Activase is a “wonderful treatment that will render people virtually normal or without any disability at the end of the treatment,” he said. “But at the same time, there will be some people who will get worse and die because of the treatment.” For that reason, Klassen said, the drug is risky and is a “two-edged sword.”
Klassen’s main concern with Activase is that the drug can cause bleeding in the brain. After the drug dissolves a blood clot, tiny blood vessels, weakened by a lack of blood flow, are at risk of bursting. The broken blood vessels release blood into the brain. This can cause brain damage, paralysis and death.
These possible effects of Activase use are worse than the paralysis and brain damage typically suffered by stroke victims, Klassen said.
According to the National Institutes of Health, stroke is the third leading cause of death in the country after heart disease and cancer, killing about 150,000 Americans each year. Eighty percent of all strokes are caused by a blood clot that reduces blood flow to the brain. The remaining 20 percent are caused by bursting blood vessels in the brain. The cost of strokes to the nation is an estimated $30 billion each year.
Norman Oliver, a spokesman for the National Institute of Neurological Disorders and Stroke, said in response to Klassen’s criticism, “In terms of the devastation stroke causes, the risk pales in comparison to the benefit you’re doing.” After all, he said, in the clinical trials the drug helped one-third of those who used it, while only about 7 percent of patients experienced bleeding that worsened the effect of the stroke.
Activase, which has been used to dissolve blood clots in heart attack victims for nearly 10 years, was approved by the FDA to treat strokes after a five-year clinical study organized and funded by the National Institute of Neurological Disorders and Stroke.
FDA guidelines say the drug must be used within three hours of the stroke and must be administered by trained personnel. “Not just anyone should be using it cavalierly,” Oliver said.
The speed with which the FDA approved Activase is also a concern for Klassen. He said the FDA’s approval of Activase was unique because only one clinical trial had tested the drug’s effectiveness. The FDA normally relies on the results of at least two studies before approving a drug.
John Leland, a spokesman for Genentech, Activase’s manufacturer, said the FDA acted correctly in their swift approval. “Obviously, the trial itself was rigorously scrutinized by the FDA,” he said. “They were very impressed.”
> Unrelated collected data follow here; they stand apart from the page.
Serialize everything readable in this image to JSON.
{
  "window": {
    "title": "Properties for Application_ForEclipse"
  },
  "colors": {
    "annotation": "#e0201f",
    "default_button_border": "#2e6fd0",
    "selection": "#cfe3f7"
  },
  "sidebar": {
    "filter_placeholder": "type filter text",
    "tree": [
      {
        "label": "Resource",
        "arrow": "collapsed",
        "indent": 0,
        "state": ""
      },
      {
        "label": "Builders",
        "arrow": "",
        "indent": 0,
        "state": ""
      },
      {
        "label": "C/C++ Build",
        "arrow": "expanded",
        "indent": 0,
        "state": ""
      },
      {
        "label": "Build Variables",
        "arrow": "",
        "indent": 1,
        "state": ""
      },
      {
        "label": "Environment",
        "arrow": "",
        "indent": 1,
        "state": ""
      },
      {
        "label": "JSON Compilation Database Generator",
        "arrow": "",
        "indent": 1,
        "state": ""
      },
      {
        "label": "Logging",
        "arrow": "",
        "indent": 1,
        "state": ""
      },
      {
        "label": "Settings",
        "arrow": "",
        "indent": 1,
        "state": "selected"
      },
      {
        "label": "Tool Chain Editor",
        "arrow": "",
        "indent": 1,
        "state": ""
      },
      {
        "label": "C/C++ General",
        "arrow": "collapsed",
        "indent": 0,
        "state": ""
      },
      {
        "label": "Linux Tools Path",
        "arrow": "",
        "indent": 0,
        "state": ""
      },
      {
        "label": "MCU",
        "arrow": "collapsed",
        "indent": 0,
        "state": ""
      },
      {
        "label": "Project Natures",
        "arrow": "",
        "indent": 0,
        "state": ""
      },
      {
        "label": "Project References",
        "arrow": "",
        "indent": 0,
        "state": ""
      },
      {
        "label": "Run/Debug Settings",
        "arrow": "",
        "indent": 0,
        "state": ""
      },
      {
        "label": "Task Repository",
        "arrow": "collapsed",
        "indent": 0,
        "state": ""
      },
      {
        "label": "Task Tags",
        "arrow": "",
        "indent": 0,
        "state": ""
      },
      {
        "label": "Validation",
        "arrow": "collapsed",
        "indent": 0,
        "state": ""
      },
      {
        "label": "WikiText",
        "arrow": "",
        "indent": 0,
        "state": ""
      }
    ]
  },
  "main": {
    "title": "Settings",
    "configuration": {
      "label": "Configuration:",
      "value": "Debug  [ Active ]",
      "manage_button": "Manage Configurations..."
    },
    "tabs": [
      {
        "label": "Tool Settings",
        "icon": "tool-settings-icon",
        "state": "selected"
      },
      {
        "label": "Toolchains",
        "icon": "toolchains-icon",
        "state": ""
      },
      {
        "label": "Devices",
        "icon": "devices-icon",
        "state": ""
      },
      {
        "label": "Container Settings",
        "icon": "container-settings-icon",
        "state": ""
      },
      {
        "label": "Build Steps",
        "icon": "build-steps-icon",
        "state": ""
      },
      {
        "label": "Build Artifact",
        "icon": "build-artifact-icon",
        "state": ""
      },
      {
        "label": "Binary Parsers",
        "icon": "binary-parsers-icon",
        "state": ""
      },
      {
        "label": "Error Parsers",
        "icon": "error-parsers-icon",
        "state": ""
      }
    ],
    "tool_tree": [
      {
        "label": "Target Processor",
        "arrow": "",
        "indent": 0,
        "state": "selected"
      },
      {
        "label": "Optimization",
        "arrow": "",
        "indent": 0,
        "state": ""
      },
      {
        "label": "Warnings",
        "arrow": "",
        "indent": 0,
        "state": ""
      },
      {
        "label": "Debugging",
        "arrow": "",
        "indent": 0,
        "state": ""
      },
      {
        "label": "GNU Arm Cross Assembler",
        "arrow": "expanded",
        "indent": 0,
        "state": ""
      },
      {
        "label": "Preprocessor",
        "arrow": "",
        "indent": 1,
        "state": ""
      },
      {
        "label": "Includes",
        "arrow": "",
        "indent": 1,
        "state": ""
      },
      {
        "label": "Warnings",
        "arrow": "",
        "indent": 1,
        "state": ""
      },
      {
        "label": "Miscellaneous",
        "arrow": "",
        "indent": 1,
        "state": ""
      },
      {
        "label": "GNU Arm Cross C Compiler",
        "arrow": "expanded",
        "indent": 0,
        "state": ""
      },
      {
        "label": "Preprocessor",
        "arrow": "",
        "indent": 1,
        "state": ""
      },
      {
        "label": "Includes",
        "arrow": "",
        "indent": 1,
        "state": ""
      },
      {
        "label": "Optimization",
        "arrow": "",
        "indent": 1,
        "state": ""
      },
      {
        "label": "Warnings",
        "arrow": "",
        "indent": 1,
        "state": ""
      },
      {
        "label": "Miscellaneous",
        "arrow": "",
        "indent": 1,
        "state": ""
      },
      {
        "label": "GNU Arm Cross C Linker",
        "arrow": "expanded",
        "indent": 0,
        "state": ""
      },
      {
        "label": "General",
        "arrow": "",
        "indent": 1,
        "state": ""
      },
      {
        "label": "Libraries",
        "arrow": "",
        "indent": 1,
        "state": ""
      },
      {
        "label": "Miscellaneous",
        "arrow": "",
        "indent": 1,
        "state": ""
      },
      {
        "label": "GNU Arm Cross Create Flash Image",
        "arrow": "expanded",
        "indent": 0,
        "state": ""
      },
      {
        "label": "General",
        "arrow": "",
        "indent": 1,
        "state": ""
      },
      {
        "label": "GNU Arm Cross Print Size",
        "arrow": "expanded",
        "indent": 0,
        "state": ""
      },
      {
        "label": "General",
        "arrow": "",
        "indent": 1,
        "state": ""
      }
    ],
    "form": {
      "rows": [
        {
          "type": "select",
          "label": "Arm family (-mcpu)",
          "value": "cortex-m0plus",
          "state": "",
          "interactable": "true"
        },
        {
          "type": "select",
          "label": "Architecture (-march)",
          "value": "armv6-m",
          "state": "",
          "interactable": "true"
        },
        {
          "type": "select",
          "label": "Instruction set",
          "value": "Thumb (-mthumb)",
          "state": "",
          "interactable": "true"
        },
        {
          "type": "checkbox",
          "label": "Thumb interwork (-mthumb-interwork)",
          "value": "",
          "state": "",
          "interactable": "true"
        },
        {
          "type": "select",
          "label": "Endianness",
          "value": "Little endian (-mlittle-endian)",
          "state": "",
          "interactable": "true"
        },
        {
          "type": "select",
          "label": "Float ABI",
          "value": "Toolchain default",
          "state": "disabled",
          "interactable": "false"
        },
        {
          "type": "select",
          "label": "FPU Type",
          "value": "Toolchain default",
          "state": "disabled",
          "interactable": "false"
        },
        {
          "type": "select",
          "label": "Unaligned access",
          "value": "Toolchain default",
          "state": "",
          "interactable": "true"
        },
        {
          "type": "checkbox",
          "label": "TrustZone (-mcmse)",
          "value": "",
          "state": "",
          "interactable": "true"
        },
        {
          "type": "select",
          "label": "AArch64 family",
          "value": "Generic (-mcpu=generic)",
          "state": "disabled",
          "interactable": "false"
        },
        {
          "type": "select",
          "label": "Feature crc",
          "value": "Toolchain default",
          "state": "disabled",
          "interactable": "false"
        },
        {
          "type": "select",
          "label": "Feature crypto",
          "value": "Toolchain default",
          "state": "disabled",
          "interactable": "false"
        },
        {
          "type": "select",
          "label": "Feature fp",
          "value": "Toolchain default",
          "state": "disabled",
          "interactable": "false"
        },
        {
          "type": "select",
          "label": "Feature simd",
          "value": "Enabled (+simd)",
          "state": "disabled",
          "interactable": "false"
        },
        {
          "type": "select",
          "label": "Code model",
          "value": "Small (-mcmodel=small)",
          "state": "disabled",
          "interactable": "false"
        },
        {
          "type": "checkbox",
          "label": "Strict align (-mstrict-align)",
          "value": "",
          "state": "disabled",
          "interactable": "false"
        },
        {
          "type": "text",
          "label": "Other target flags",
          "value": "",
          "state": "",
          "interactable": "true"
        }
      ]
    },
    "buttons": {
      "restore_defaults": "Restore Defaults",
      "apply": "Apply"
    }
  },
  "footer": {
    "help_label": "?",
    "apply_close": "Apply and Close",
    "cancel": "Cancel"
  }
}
Oliver agreed with Leland. “Why shouldn’t they approve it rapidly?” he said. “The FDA was faced with a first-class study.” Oliver also noted that the clinical trial was actually two studies, with the first study rolling into the second without investigators knowing the results of the first study.
Klassen said he will begin a new clinical trial of the drug in conjunction with more than 100 medical centers around the country. The new trials will test Activase’s effectiveness three to five hours after strokes occur. Klassen said he hopes the new trials will help determine which patients are most suitable for use of the drug. “The trouble is that we don’t know how to pick those (patients) right now,” he said.
At the same time, Klassen said he is also experimenting with other methods to treat stroke victims. He said he was in the early stages of testing neuronal protective agents that keep cells alive until blood flow is naturally restored to the brain as a blood clot dissolves on its own.